1926 All-Ireland Senior Hurling Championship

Championship details
- Dates: 18 April – 24 October 1926
- Teams: 11

All-Ireland champions
- Winning team: Cork (8th win)
- Captain: Seán Óg Murphy

All-Ireland Finalists
- Losing team: Kilkenny
- Captain: Dick Grace

Provincial champions
- Munster: Cork
- Leinster: Kilkenny
- Ulster: Not Played
- Connacht: Not Played

Championship statistics
- No. matches played: 12
- All-Star Team: See here

= 1926 All-Ireland Senior Hurling Championship =

The 1926 All-Ireland Senior Hurling Championship was the 40th staging of the All-Ireland Senior Hurling Championship, the Gaelic Athletic Association's premier inter-county hurling tournament. The championship began on 18 April 1926 and ended on 24 October 1926.

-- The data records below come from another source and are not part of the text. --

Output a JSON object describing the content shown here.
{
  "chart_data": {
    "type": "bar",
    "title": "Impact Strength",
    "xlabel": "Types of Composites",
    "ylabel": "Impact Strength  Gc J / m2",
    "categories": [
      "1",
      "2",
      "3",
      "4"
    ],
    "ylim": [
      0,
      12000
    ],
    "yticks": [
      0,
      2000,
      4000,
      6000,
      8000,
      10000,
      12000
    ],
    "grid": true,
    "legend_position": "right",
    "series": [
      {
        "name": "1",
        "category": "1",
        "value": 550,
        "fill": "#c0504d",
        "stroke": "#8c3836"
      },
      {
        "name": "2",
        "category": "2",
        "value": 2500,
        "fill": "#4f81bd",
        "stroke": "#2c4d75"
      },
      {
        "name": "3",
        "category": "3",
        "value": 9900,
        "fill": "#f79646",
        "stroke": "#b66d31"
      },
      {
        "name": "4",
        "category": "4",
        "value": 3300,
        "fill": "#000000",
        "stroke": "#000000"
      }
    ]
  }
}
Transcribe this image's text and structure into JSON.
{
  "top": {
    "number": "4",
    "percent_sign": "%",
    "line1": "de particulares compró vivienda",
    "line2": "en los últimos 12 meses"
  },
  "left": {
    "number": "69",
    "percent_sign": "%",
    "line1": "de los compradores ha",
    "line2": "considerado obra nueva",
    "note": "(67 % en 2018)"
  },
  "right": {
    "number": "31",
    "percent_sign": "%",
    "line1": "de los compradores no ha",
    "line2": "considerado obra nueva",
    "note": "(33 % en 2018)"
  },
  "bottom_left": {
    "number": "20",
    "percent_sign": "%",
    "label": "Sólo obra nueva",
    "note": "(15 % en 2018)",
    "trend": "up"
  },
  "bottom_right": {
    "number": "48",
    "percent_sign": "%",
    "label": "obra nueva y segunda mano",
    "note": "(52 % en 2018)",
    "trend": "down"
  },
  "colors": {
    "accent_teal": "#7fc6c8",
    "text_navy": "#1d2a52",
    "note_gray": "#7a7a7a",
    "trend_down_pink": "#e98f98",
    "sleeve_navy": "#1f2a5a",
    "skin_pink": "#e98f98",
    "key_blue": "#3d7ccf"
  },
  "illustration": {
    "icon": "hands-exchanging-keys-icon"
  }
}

The championship was won by Cork who secured the title following a 4–6 to 2–0 defeat of Kilkenny in the All-Ireland final. This was their 8th All-Ireland title.

Tipperary were the defending champions but were defeated by Cork in the Munster final.

Antrim won the Ulster SHC title, but at the suggestion of the Central Council, it was decided that the Ulster winners would enter the All Ireland Junior Hurling Championship.

==Results==
===Leinster Senior Hurling Championship===

2 May 1926
Laois 2-3 - 3-3 Offaly
Kilkenny 4-8 - 5-4 Dublin
11 July 1926
Kilkenny 3-8 - 1-4 Offaly

===Munster Senior Hurling Championship===

18 April 1926
Kerry 4-6 - 2-4 Clare
30 May 1926
Waterford 5-2 - 12-3 Cork
15 August 1926
Cork 7-7 - 1-4 Kerry
22 August 1926
Tipperary 6-5 - 4-6 Limerick
12 September 1926
Cork 0-0 - 1-2 Tipperary
19 September 1926
Tipperary 4-1 - 3-4 Cork
3 October 1926
Tipperary 2-4 - 3-6 Cork

===All-Ireland Senior Hurling Championship===

29 August 1926
Kilkenny 6-2 - 5-1 Galway
24 October 1926
Cork 4-6 - 2-0 Kilkenny

==Championship statistics==
===Miscellaneous===

- The Munster final between Cork and Tipperary is abandoned after just ten minutes when the crowd storm the field.
- For the first time ever the Munster final goes to a second replay.
- The All-Ireland semi-final between Kilkenny and Galway is the first GAA game to be broadcast on radio. The commentator is P.D. Mehigan. It is also the first commentary on a field game to take place in Europe.

==Sources==

- Corry, Eoghan, The GAA Book of Lists (Hodder Headline Ireland, 2005).
- Donegan, Des, The Complete Handbook of Gaelic Games (DBA Publications Limited, 2005).